こんなはずではない! こんなはずではないんだ!
クラウンピースは叫ぶしかなかった。後ろからは、次々と札や針が飛んでくる。どれほどうまく避けようとも、まるでクラウンピースの動きを読みきったかのように、攻撃はクラウンピースを打ちのめす。
おかしかった。自分は、妖精の枠からはみ出るような力を持っていたはず。だからこうして月の表面に来て、月人を排除する役割を負っていた。クラウンピースと、クラウンピースに従う妖精たちの力を合わせれば、神に連なる月人とて、倒すことはたやすい。まして、人間の巫女なぞ、クラウンピースの力をもってすれば、鎧袖一触のはずだ。
そのはずだ。それなのに、クラウンピースは追われていた。全く歯がたたない。クラウンピースが繰り出した攻撃は悉く結界に跳ね返された。対する巫女の攻撃は、正確無比にクラウンピースを打ち据える。その威力も、最近ではとても覚えのないほどに大きい。数撃もらうだけで、クラウンピースは失神しそうにさえなる。いつの間にやら、クラウンピースの周りの妖精は逃げおおせて、戦おうともしない。

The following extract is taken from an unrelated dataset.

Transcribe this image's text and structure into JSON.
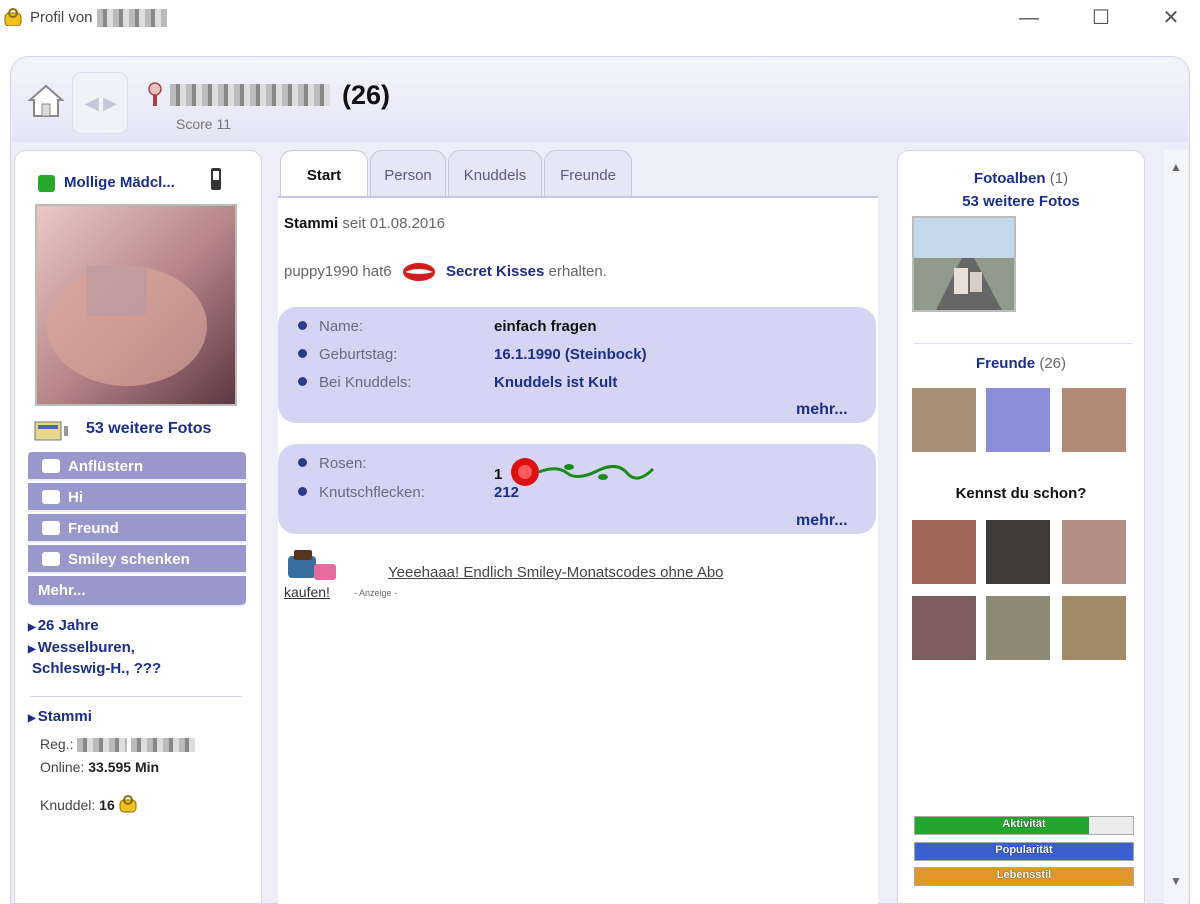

すべてがおかしい。必死に月面クレーターを飛び回りながら、クラウンピースは混乱していた。自分は、もっとずっと強かったはずなのだ。なみいる妖精の中でも、ダントツに力があったはずなのだ。それなのに、どうしてこうも地面に這いつくばることになっているのか。
クラウンピースは覚えている。間違いなく、自分はこの巫女と戦ったことがある。この巫女を何度も何度も撃墜したような、そんな記憶がある。妖精のオツムは弱い、と揶揄されることはしきりだし、クラウンピース自身、それ自体を否定するすべはないが、それでも記憶を捏造するほど落ちぶれてはいない。鮮明な記憶は、臨場感をもって彼女を撃墜した場面まで再現してみせる。
なにより、そのときの自分は、今の自分よりもずっと強かったように思えてならない。巫女の類まれなる攻撃は、その時の記憶でも変わらず健在である。しかし、記憶の中の自分は、それを巧みに避けてみせた。攻撃だって、ずっと強かった。もっとずっと緻密に弾をばらまいていたし、その弾一つ一つをとっても、簡易結界一つで跳ね返されるようなことはなかった。だから、記憶の中のクラウンピースは、着実に巫女の体力を削って、ついに撃墜に至らしめた。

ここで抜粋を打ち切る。